Wenn ich an meine letzte Reise nach Japan zurückdenke, dann sind es nicht die leuchtenden Großstädte, die imposanten Tempel oder das perfekte Sushi, die mir zuerst in den Sinn kommen, nein, es ist der Duft von frischem Holz. Ich denke an leisen Regen, der auf uralte Steine fällt. Und an eine Stille, die nicht leer, sondern voller Bedeutung war.
Zwei Orte haben sich dabei besonders in mein Gedächtnis eingebrannt: Das kleine Handwerkerstädtchen Inami, in dem ich selbst zur Schnitzkünstlerin wurde (oder es zumindest probiert habe), und der heilige Berg Koyasan, auf dem ich eine Nacht in einem Tempel verbrachte und bei Regen den vielleicht eindrucksvollsten Friedhof der Welt betrat. Es waren zwei völlig unterschiedliche Erlebnisse.
Inami – wo Holz zu sprechen beginnt
Kanazawa war ein Zwischenstopp auf meiner letzten Rundreise durch Japan. Die Stadt ist an sich schon ein kleines Juwel. Zwischen Foodmarket und Shoppingmalls treffen moderne Kunst, Teezeremonie und Samurai-Tradition aufeinander. Nachdem ich am Abend eine beeindruckende Tour durch das Geisha-Viertel mit abschließendem Dinner in einem authentischen Lokal erlebt hatte, ging es für mich am folgenden Tag nach Inami. Dieses kleine verschlafene Städtchen wirkt auf der Karte unscheinbar, aber selten hat mich ein Ort so schnell verzaubert.
Inami ist berühmt für seine Holzschnitzkunst. Es ist keine Touristenattraktion im klassischen Sinne, sondern ein Ort, an dem Handwerk noch wirklich gelebt wird. Somit ist es ein Ort, den man nicht durch Zufall entdeckt, sondern den man gezielt besucht. Auch wenn ich mich im Privaten nicht enorm für Holzschnitzkunst interessiere, reizte mich ein Besuch in diesem Ort sehr. Und ich wurde keineswegs enttäuscht.

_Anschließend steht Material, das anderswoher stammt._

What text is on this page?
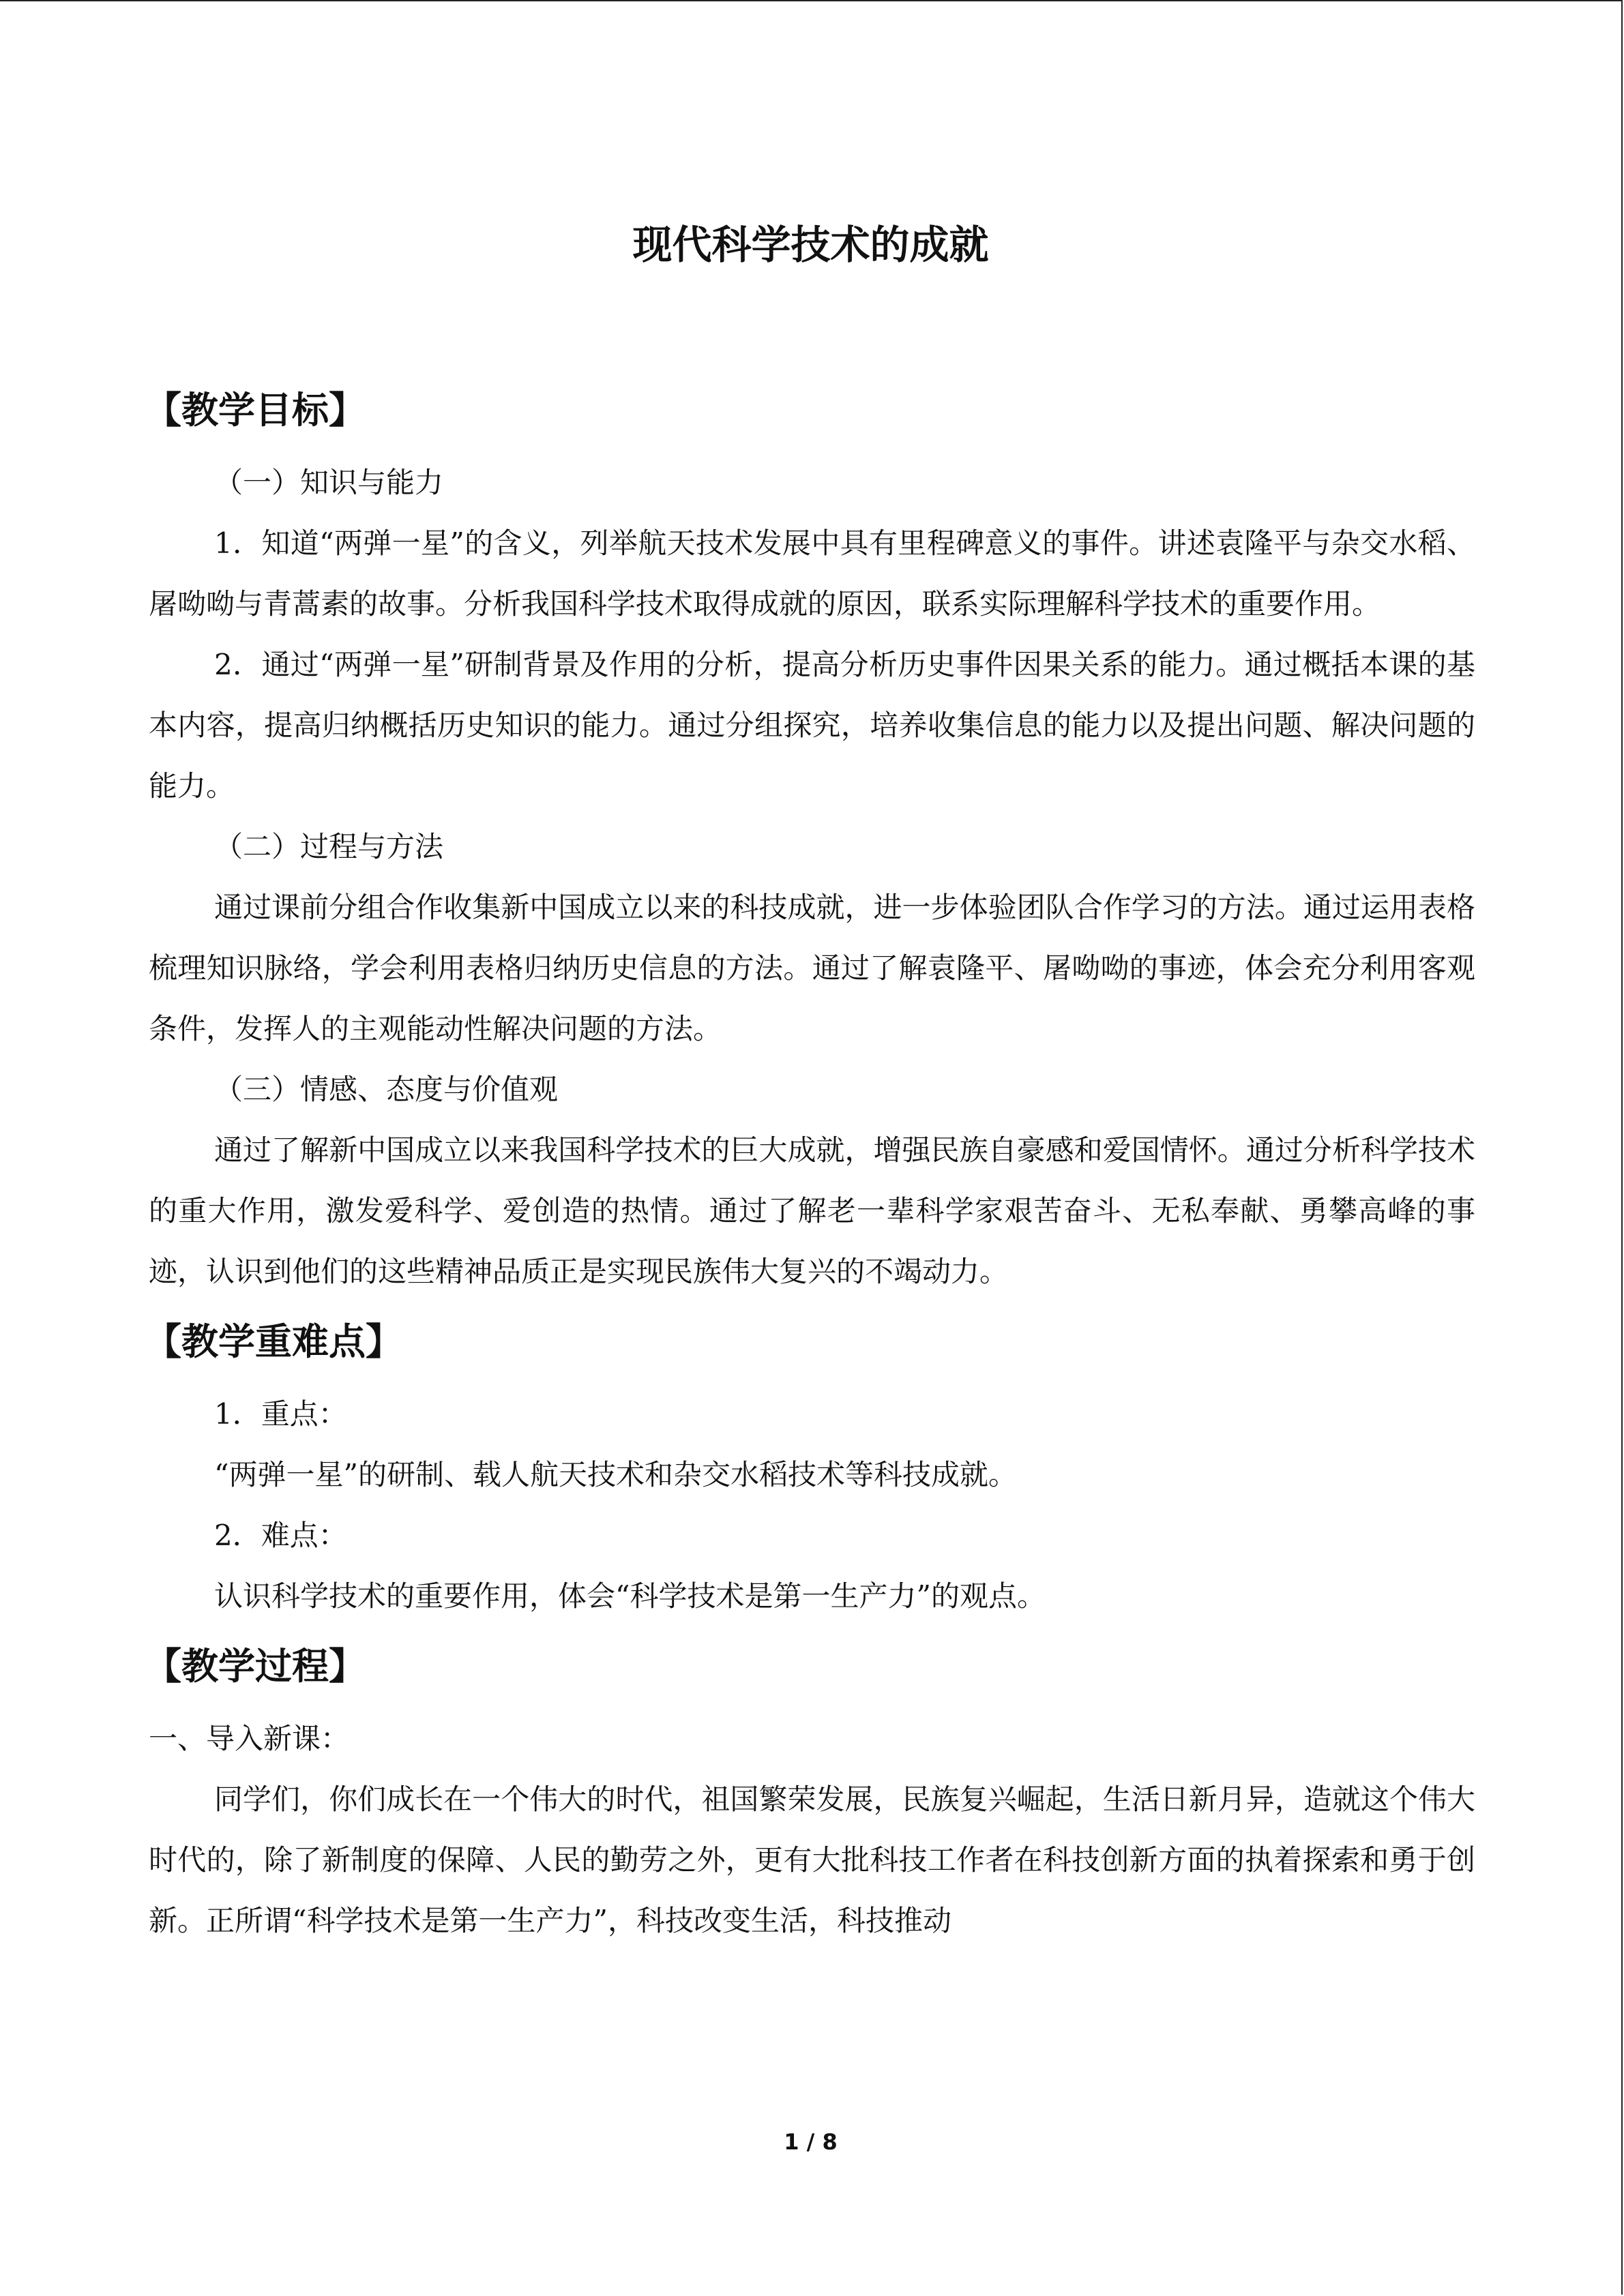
现代科学技术的成就
【教学目标】

（一）知识与能力

1．知道“两弹一星”的含义，列举航天技术发展中具有里程碑意义的事件。讲述袁隆平与杂交水稻、屠呦呦与青蒿素的故事。分析我国科学技术取得成就的原因，联系实际理解科学技术的重要作用。

2．通过“两弹一星”研制背景及作用的分析，提高分析历史事件因果关系的能力。通过概括本课的基本内容，提高归纳概括历史知识的能力。通过分组探究，培养收集信息的能力以及提出问题、解决问题的能力。

（二）过程与方法

通过课前分组合作收集新中国成立以来的科技成就，进一步体验团队合作学习的方法。通过运用表格梳理知识脉络，学会利用表格归纳历史信息的方法。通过了解袁隆平、屠呦呦的事迹，体会充分利用客观条件，发挥人的主观能动性解决问题的方法。

（三）情感、态度与价值观

通过了解新中国成立以来我国科学技术的巨大成就，增强民族自豪感和爱国情怀。通过分析科学技术的重大作用，激发爱科学、爱创造的热情。通过了解老一辈科学家艰苦奋斗、无私奉献、勇攀高峰的事迹，认识到他们的这些精神品质正是实现民族伟大复兴的不竭动力。

【教学重难点】

1．重点：

“两弹一星”的研制、载人航天技术和杂交水稻技术等科技成就。

2．难点：

认识科学技术的重要作用，体会“科学技术是第一生产力”的观点。

【教学过程】

一、导入新课：

同学们，你们成长在一个伟大的时代，祖国繁荣发展，民族复兴崛起，生活日新月异，造就这个伟大时代的，除了新制度的保障、人民的勤劳之外，更有大批科技工作者在科技创新方面的执着探索和勇于创新。正所谓“科学技术是第一生产力”，科技改变生活，科技推动

1 / 8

Nachdem ich mit meinem Fahrer und Guide angekommen war, fiel mir zunächst die Stille auf. Keine Hektik wie in den Großstädten, kaum Autos, nur ein rhythmisches „Klack-Klack“, das aus den Werkstätten drang.

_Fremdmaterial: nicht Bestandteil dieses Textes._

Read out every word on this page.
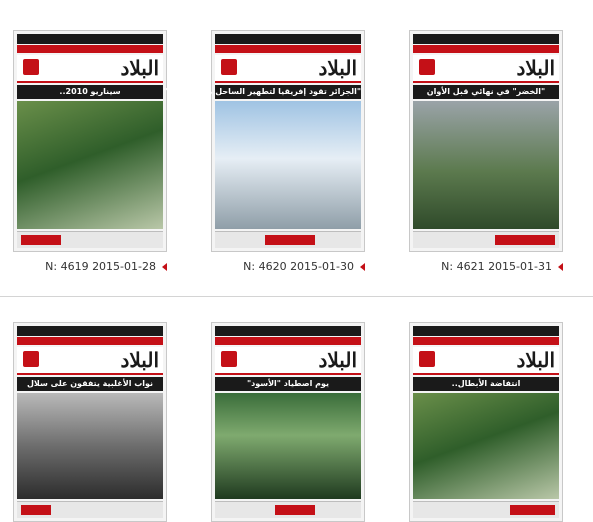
البلاد
سيناريو 2010..
N: 4619 2015-01-28
البلاد
"الجزائر تقود إفريقيا لتطهير الساحل من الإرهاب"
N: 4620 2015-01-30
البلاد
"الخضر" في نهائي قبل الأوان
N: 4621 2015-01-31
البلاد
نواب الأغلبية يتفقون على سلال
البلاد
يوم اصطياد "الأسود"
البلاد
انتفاضة الأبطال..
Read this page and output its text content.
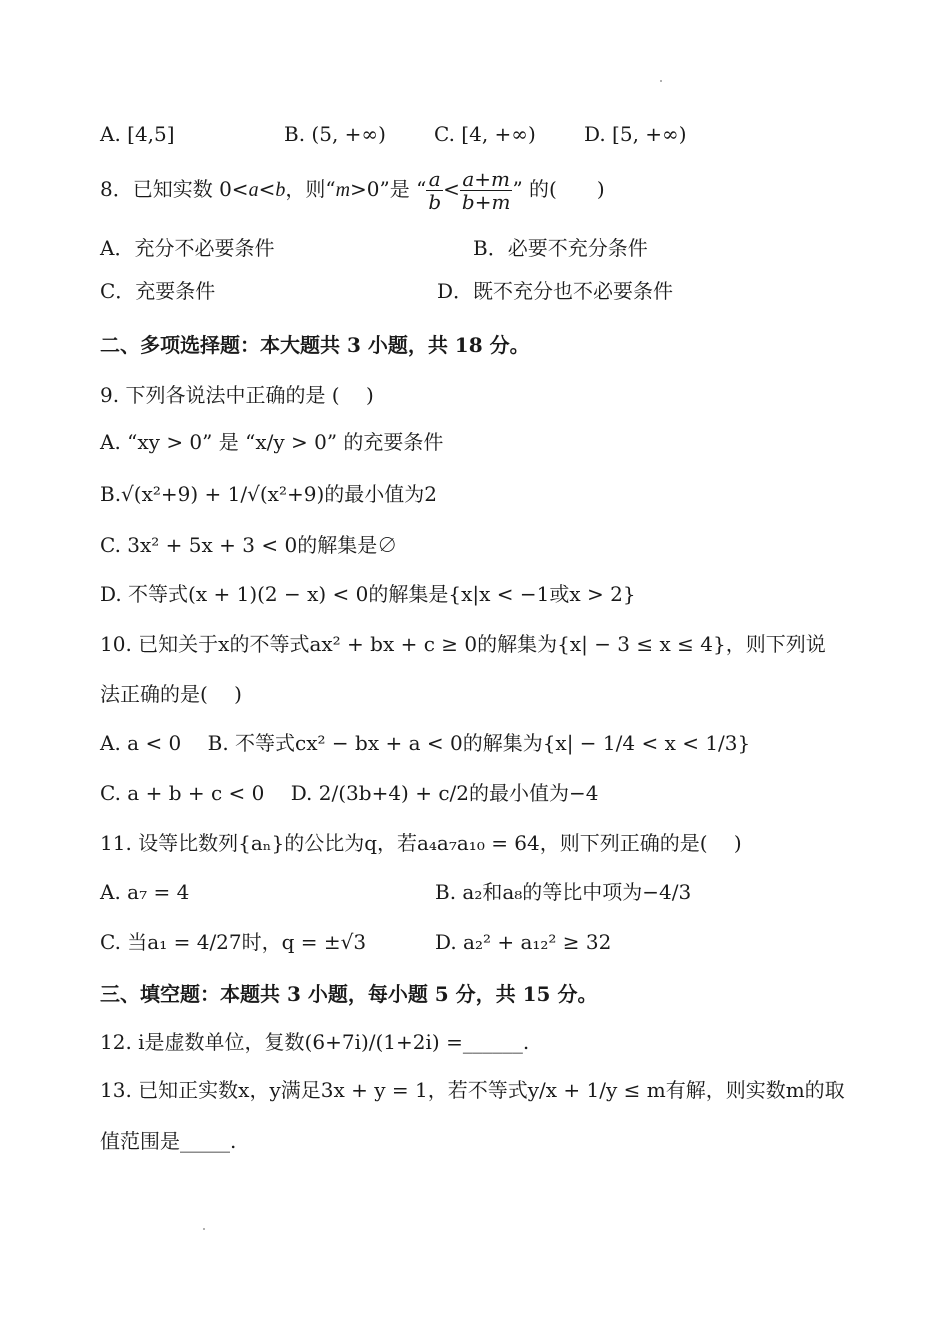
A. [4,5]	B. (5, +∞) C. [4, +∞) D. [5, +∞)
8．已知实数 0<a<b，则“m>0”是 “ $\frac{a}{b} < \frac{a+m}{b+m}$ ” 的(　　)
A．充分不必要条件	B．必要不充分条件
C．充要条件	D．既不充分也不必要条件
二、多项选择题：本大题共 3 小题，共 18 分。
9. 下列各说法中正确的是 (　 )
A. “xy > 0” 是 “x/y > 0” 的充要条件
B.√(x²+9) + 1/√(x²+9)的最小值为2
C. 3x² + 5x + 3 < 0的解集是∅
D. 不等式(x + 1)(2 − x) < 0的解集是{x|x < −1或x > 2}
10. 已知关于x的不等式ax² + bx + c ≥ 0的解集为{x| − 3 ≤ x ≤ 4}，则下列说
法正确的是(　 )
A. a < 0　 B. 不等式cx² − bx + a < 0的解集为{x| − 1/4 < x < 1/3}
C. a + b + c < 0　 D. 2/(3b+4) + c/2的最小值为−4
11. 设等比数列{aₙ}的公比为q，若a₄a₇a₁₀ = 64，则下列正确的是(　 )
A. a₇ = 4	B. a₂和a₈的等比中项为−4/3
C. 当a₁ = 4/27时，q = ±√3	D. a₂² + a₁₂² ≥ 32
三、填空题：本题共 3 小题，每小题 5 分，共 15 分。
12. i是虚数单位，复数(6+7i)/(1+2i) =______.
13. 已知正实数x，y满足3x + y = 1，若不等式y/x + 1/y ≤ m有解，则实数m的取
值范围是_____.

Zunächst besuchte ich das Atelier eines Holzschnitzmeisters, in dem verschiedene Drachenköpfe, Tempelverzierungen und filigrane Reliefs entstehen. Der Künstler empfing mich herzlich und erzählte mir mehr über seine Arbeit und seinen Werdegang in diesem Beruf. Mein Guide fungierte als Übersetzer, sodass ich auch Fragen stellen konnte.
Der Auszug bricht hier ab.